A proposito di Mattmark lei ha affermato che la tragedia è una Marcinelle dimenticata…

È una Marcinelle dimenticata perché cambiò l’Europa. Siamo negli anni ‘70, in piena guerra fredda, nel ‘72 quando fu celebrato il processo e progressivamente questa pagina triste di storia fu dimenticata, da un lato dalla svizzera, che non ebbe alcun interesse nel ricordare questa tragedia, e dall’Italia impegnata ormai a raccontare al mondo il proprio boom economico. Il ‘75 è l’anno di crescita e ripresa dell’Italia nel secondo dopoguerra e quindi invece di raccontare la storia dell’immigrazione che continuava ad essere significativa per l’Italia, si preferì raccontare al mondo e a se stessi il fatto che l’Italia fosse divenuta la settima super potenza mondiale.

Quattro anni di lavoro di archivio e a quanto pare notevole difficoltà di accesso a questi archivi, soprattutto da parte elvetica…

Ci sono state difficoltà intanto nei tempi di attesa. Questo è un progetto finanziato dal connazionale elvetico, coordinato dall’università di Ginevra, c’erano tutti gli elementi di ufficialità istituzionale e tuttavia ci sono stati ritardi notevoli per avere accesso a dei dossier e a volte è anche capitato per alcune vicende di trovare parte dei dossier o interi dossier vuoti, privo di documenti.

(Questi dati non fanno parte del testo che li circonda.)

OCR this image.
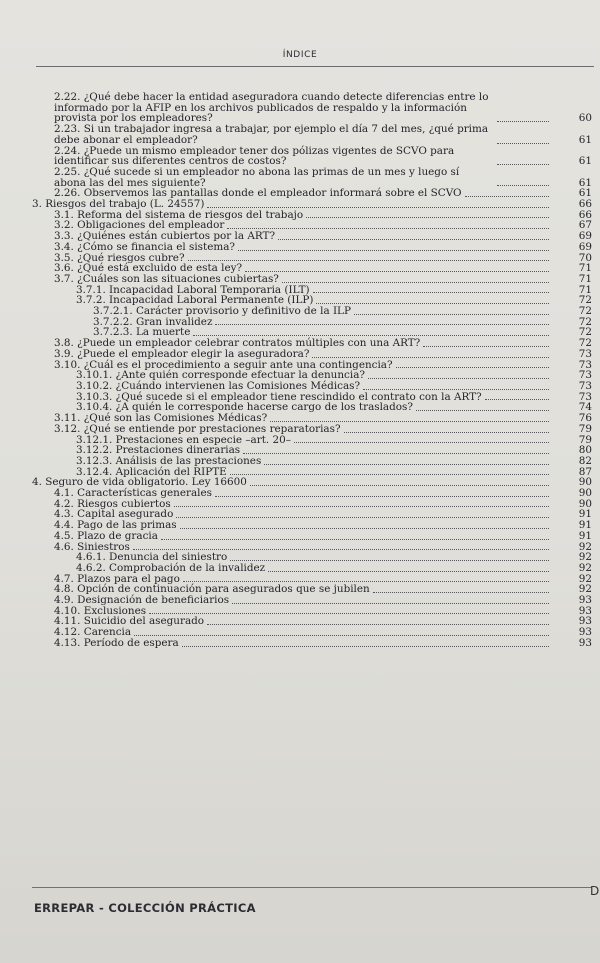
ÍNDICE
2.22. ¿Qué debe hacer la entidad aseguradora cuando detecte diferencias entre lo informado por la AFIP en los archivos publicados de respaldo y la información provista por los empleadores?	60
2.23. Si un trabajador ingresa a trabajar, por ejemplo el día 7 del mes, ¿qué prima debe abonar el empleador?	61
2.24. ¿Puede un mismo empleador tener dos pólizas vigentes de SCVO para identificar sus diferentes centros de costos?	61
2.25. ¿Qué sucede si un empleador no abona las primas de un mes y luego sí abona las del mes siguiente?	61
2.26. Observemos las pantallas donde el empleador informará sobre el SCVO	61
3. Riesgos del trabajo (L. 24557)	66
3.1. Reforma del sistema de riesgos del trabajo	66
3.2. Obligaciones del empleador	67
3.3. ¿Quiénes están cubiertos por la ART?	69
3.4. ¿Cómo se financia el sistema?	69
3.5. ¿Qué riesgos cubre?	70
3.6. ¿Qué está excluido de esta ley?	71
3.7. ¿Cuáles son las situaciones cubiertas?	71
3.7.1. Incapacidad Laboral Temporaria (ILT)	71
3.7.2. Incapacidad Laboral Permanente (ILP)	72
3.7.2.1. Carácter provisorio y definitivo de la ILP	72
3.7.2.2. Gran invalidez	72
3.7.2.3. La muerte	72
3.8. ¿Puede un empleador celebrar contratos múltiples con una ART?	72
3.9. ¿Puede el empleador elegir la aseguradora?	73
3.10. ¿Cuál es el procedimiento a seguir ante una contingencia?	73
3.10.1. ¿Ante quién corresponde efectuar la denuncia?	73
3.10.2. ¿Cuándo intervienen las Comisiones Médicas?	73
3.10.3. ¿Qué sucede si el empleador tiene rescindido el contrato con la ART?	73
3.10.4. ¿A quién le corresponde hacerse cargo de los traslados?	74
3.11. ¿Qué son las Comisiones Médicas?	76
3.12. ¿Qué se entiende por prestaciones reparatorias?	79
3.12.1. Prestaciones en especie –art. 20–	79
3.12.2. Prestaciones dinerarias	80
3.12.3. Análisis de las prestaciones	82
3.12.4. Aplicación del RIPTE	87
4. Seguro de vida obligatorio. Ley 16600	90
4.1. Características generales	90
4.2. Riesgos cubiertos	90
4.3. Capital asegurado	91
4.4. Pago de las primas	91
4.5. Plazo de gracia	91
4.6. Siniestros	92
4.6.1. Denuncia del siniestro	92
4.6.2. Comprobación de la invalidez	92
4.7. Plazos para el pago	92
4.8. Opción de continuación para asegurados que se jubilen	92
4.9. Designación de beneficiarios	93
4.10. Exclusiones	93
4.11. Suicidio del asegurado	93
4.12. Carencia	93
4.13. Período de espera	93
ERREPAR - COLECCIÓN PRÁCTICA
D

Il lavoro è stato abbastanza complicato…

Non c’è stata da parte svizzera molta voglia di voler recuperare dall’oblio questa tragedia. Il lavoro che abbiamo cercato di fare è stato quello non di riaprire il processo o di mettere sul banco degli imputati qualcuno, ma quello di raccontare e storicizzare un fatto molto grave una pagina di storia molto importante non accusiamo nessuno…

Tornando a quegli anni, quali erano le condizioni di lavoro in questo cantieri che arrivò, addirittura ad avere più di mille addetti?

Nel ‘63 arriva ad avere 1300 addetti. Erano le condizioni degli anni ’60, nel cantiere si lavorava a ritmi serrati 15-16 ore al giorno e chi aveva voglia lavorava anche sabato e domenica compresi, addirittura ci sono stati episodi di gente che lavorava la domenica di Pasqua. Queste persone andavano a quota 2200m stanno chiusi nelle baracche e lavorano incessantemente. Parlando con i numerosi sopravvissuti sostenevano che si stava bene, c’era anche il letto in quelle baracche, ma quello che è stato tanto sottolineato è l’aspetto economico: lavoro altamente rischioso ma ben retribuito, leggermente superiore alla media degli altri luoghi perché i rischi erano altissimi… Dall’inchiesta dell’ufficio internazionale del lavoro, nel ‘69 la Svizzera era  il paese con maggior numero delle morti bianche.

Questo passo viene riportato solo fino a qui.